Josue Vasquez Reflection #2

In the reading beyond the gender binary the narrator is gender non-conforming and is often harassed in public due to legislation at the local, state, and federal levels targeting them. Additionally, the Department of Justice has announced that trans and gender non-conforming workers are not protected by civil rights law. The author argues that being self-reflective and open to transformation is something we should celebrate, not fear, and that society’s inability to place us in boxes makes them uncomfortable. Arguments against gender non-conforming people are about maintaining power and control, and can be grouped into four categories: dismissal, inconvenience, biology, and the slippery slope. People are still upset about the use of a singular pronoun when it’s plural, and the selective outcry over new words to describe gender and sexuality is about prejudice, not principle. Indigenous people and people outside of the Western world have long been outside of the gender binary, and gender diversity is a natural attribute of human expression. Gender non-conforming people face disproportionately high rates of murder, physical violence, job discrimination, homelessness, and health gaps. Tolerance is about maintaining distance, while acceptance is about integrating difference into one’s life.

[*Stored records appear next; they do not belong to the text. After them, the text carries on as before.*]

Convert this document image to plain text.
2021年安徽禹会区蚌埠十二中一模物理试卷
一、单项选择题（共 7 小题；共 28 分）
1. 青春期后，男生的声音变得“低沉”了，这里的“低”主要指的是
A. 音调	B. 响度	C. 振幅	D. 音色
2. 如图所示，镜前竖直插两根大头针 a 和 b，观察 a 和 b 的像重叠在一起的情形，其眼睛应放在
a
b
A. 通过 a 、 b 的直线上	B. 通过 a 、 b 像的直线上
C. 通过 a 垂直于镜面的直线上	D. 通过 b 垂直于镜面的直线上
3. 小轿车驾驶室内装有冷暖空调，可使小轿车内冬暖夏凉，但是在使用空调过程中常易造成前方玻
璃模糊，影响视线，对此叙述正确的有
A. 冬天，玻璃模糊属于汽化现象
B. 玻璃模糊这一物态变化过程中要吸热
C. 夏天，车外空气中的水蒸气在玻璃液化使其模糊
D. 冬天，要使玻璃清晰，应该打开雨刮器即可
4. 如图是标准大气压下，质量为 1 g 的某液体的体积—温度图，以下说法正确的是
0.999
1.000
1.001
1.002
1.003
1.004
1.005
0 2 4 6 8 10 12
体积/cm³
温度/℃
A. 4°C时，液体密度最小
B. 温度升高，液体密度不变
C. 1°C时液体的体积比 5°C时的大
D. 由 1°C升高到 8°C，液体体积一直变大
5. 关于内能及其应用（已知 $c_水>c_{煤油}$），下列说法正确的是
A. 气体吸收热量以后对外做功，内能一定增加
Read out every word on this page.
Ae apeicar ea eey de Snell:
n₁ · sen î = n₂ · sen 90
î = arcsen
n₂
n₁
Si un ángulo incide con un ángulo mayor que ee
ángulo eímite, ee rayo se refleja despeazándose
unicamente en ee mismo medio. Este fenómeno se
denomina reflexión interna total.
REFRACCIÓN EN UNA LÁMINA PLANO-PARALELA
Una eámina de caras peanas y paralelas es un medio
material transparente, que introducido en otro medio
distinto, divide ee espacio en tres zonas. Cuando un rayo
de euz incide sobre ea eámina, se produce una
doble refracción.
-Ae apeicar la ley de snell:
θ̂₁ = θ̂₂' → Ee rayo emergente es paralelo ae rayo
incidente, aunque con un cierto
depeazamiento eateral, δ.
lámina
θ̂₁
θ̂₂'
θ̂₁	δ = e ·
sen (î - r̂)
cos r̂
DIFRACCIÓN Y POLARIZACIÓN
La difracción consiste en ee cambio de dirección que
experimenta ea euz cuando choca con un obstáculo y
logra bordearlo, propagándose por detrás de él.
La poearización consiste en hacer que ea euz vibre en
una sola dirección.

Society presupposes everyone as heterosexual and binary gendered before giving them a chance to come into themselves. Human diversity is constantly being redefined, with definitions of gender, sex, race, and citizenship being used to exclude us. The 2015 US Transgender Survey found that one in ten trans and gender non-conforming people were physically attacked in the past year, and nearly half were survivors of sexual violence. It is time to create new policies and protocols that move beyond the gender binary and prioritize gender non-conforming people.